Part of the land of France joined England 400 million years ago

Scientists have revised the hypothesis of the origin of the British Isles and found that part of England has a common geological past with France.

Great Britain and Ireland, as well as territories owned by the British crown, are separated from continental Europe by the North Sea and the English Channel and the Pas de Calais. Specifically, the Channel separates England and France. Scientists for a long time assumed that the territory of Great Britain was formed as a result of the collision of the ancient continent of Lawrence with a microcontinent, or terrane, Avalonia. And it happened more than 400 million years ago.

However, geologists from the University of Plymouth in England came to the conclusion that Armorica played a part in the formation of the British Isles – part of the continent in the north-west of present-day France. Most likely, a piece of Armorica broke away from the main continent and eventually joined the British Isles. Work with the findings of scientists published in the journal Nature Communications.

Researchers studied the properties of minerals and naked rocks in various parts of the counties of Devon and Cornwall. They visited 22 points in which, a long time ago, hundreds of millions of years ago, geological phenomena such as volcanic eruptions took place. Thanks to them, magma from the depth of 100 kilometers rose to the surface. It was the subject of study of researchers.
 

The figure shows how the British Isles could be formed according to the new hypothesis / © Plymouth University
 
First, geologists analyzed the samples by X-ray fluorescence, and then dissolved them in acid for detailed isotopic analysis. The results obtained were compared with data from other studies, during which the rocks of the rest of Great Britain and continental Europe were studied.

As it turned out, there is a clear boundary in the territory of two counties, to the north of which the rock composition is similar to that of the rest of England, but to the south it is geologically connected with France and continental Europe. The border runs from the mouth of the Eksa Creek in the east to the city of Camelford in the west. This discovery partly explains why in the south-west of England there is a lot of iron and tungsten – as in Brittany, a region in north-west France.

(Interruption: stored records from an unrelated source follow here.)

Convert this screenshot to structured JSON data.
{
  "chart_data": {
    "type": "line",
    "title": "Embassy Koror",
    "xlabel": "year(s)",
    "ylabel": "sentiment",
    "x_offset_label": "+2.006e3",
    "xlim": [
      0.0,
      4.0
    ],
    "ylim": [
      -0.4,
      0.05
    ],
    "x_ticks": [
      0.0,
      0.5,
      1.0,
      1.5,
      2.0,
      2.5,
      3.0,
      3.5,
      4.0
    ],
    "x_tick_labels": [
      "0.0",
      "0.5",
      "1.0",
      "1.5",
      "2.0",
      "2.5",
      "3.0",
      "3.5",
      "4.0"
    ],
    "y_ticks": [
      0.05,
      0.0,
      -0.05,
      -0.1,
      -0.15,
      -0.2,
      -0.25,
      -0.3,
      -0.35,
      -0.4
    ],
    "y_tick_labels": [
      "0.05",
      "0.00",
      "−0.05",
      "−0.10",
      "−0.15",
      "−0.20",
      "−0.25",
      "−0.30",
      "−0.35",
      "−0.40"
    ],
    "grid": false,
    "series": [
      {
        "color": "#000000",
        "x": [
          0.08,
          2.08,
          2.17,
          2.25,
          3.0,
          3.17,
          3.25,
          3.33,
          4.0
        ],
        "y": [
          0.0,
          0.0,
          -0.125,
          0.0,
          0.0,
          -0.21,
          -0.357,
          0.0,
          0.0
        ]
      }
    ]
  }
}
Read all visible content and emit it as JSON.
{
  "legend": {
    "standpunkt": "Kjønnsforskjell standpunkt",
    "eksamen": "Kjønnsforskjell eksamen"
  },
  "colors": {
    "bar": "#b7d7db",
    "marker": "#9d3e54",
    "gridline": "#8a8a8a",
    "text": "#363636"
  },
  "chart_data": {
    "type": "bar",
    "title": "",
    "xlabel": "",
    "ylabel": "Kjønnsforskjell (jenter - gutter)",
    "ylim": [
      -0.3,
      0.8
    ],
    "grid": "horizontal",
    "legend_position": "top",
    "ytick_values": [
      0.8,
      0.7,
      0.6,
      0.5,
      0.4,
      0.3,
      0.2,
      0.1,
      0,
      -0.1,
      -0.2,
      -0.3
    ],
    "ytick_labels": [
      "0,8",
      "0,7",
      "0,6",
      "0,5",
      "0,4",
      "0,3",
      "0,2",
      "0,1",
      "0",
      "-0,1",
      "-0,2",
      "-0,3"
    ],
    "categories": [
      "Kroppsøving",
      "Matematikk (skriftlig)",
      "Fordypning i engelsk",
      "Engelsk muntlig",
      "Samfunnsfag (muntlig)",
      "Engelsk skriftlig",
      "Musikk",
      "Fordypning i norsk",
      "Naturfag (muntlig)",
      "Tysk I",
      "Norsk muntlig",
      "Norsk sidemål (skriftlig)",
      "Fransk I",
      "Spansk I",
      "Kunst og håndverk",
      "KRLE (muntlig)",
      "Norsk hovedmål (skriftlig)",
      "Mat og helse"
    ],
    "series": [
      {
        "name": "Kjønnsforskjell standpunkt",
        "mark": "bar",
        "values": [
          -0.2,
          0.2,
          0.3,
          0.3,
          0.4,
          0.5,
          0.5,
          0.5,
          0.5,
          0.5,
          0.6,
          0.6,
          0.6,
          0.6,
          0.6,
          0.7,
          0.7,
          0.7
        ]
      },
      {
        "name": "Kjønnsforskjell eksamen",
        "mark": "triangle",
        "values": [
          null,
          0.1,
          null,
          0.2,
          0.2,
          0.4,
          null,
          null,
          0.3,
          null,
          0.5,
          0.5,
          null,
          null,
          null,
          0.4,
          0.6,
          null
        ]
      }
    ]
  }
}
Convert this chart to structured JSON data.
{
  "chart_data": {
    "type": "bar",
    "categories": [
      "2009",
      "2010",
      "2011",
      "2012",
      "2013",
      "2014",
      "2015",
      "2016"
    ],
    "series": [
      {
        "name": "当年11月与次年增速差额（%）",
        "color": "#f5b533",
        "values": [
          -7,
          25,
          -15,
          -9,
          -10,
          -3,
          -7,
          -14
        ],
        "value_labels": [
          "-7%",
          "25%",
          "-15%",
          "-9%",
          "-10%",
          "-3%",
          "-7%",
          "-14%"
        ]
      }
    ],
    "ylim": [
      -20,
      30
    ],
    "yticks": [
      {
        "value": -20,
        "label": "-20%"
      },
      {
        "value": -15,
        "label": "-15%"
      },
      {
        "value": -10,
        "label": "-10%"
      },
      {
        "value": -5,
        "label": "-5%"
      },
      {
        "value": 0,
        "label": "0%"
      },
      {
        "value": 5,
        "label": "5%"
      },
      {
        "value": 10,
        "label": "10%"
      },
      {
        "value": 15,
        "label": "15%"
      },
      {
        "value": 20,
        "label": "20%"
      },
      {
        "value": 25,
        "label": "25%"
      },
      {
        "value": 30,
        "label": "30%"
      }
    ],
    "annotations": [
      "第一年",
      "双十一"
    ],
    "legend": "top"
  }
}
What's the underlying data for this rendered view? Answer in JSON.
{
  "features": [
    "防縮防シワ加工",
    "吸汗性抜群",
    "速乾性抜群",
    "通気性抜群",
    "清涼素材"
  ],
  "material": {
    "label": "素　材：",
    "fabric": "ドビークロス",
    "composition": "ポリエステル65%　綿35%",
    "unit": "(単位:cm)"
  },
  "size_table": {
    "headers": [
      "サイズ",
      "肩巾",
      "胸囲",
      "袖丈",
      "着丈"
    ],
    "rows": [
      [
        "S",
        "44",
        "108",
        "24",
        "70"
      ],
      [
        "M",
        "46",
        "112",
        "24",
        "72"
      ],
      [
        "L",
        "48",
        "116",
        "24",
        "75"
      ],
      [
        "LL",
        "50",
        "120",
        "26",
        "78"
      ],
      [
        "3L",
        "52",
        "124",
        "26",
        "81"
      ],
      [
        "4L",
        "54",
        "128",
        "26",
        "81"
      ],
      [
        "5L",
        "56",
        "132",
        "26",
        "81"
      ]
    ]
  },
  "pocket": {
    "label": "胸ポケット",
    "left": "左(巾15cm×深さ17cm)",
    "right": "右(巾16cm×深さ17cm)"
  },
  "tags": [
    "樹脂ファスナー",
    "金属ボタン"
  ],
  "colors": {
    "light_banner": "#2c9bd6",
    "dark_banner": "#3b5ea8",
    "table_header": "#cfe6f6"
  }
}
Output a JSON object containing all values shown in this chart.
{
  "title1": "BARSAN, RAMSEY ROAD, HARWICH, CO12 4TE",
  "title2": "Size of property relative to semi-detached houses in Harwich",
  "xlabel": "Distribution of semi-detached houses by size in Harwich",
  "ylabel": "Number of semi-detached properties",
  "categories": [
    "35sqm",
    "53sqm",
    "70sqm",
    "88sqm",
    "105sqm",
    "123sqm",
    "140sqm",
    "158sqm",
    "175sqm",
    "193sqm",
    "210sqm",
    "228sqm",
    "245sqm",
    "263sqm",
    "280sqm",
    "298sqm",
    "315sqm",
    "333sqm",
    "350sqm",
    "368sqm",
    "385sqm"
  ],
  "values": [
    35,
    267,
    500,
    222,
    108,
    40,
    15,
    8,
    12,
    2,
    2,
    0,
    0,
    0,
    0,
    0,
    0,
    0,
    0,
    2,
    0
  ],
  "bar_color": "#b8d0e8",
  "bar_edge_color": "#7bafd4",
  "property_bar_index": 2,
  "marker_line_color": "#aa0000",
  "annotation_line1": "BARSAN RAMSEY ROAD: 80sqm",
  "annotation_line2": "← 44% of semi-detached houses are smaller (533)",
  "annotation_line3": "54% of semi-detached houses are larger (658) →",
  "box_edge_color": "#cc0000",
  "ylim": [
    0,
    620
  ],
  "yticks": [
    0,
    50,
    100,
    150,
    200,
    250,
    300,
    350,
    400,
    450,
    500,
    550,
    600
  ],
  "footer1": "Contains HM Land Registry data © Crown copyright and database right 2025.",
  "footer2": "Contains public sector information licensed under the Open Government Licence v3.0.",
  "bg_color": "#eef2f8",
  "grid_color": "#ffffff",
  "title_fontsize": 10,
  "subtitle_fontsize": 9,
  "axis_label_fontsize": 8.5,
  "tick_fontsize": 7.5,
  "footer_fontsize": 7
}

Scientists already knew that hundreds of thousands of years ago it was possible to walk from England to France, because the English Channel was formed during the Pleistocene, when the isthmus that connected Britain and the continent was washed out due to floods. However, it could not be assumed that the geological connection between France and England was so close.

Studying rocks is an important part of science, which helps us draw the image of the past of the planet. In 2017, geologists discovered in Canada rocks dating to 4.2 billion years old – the oldest ever found. This is almost the same age of the Earth, which is estimated by researchers about 4.54 billion years.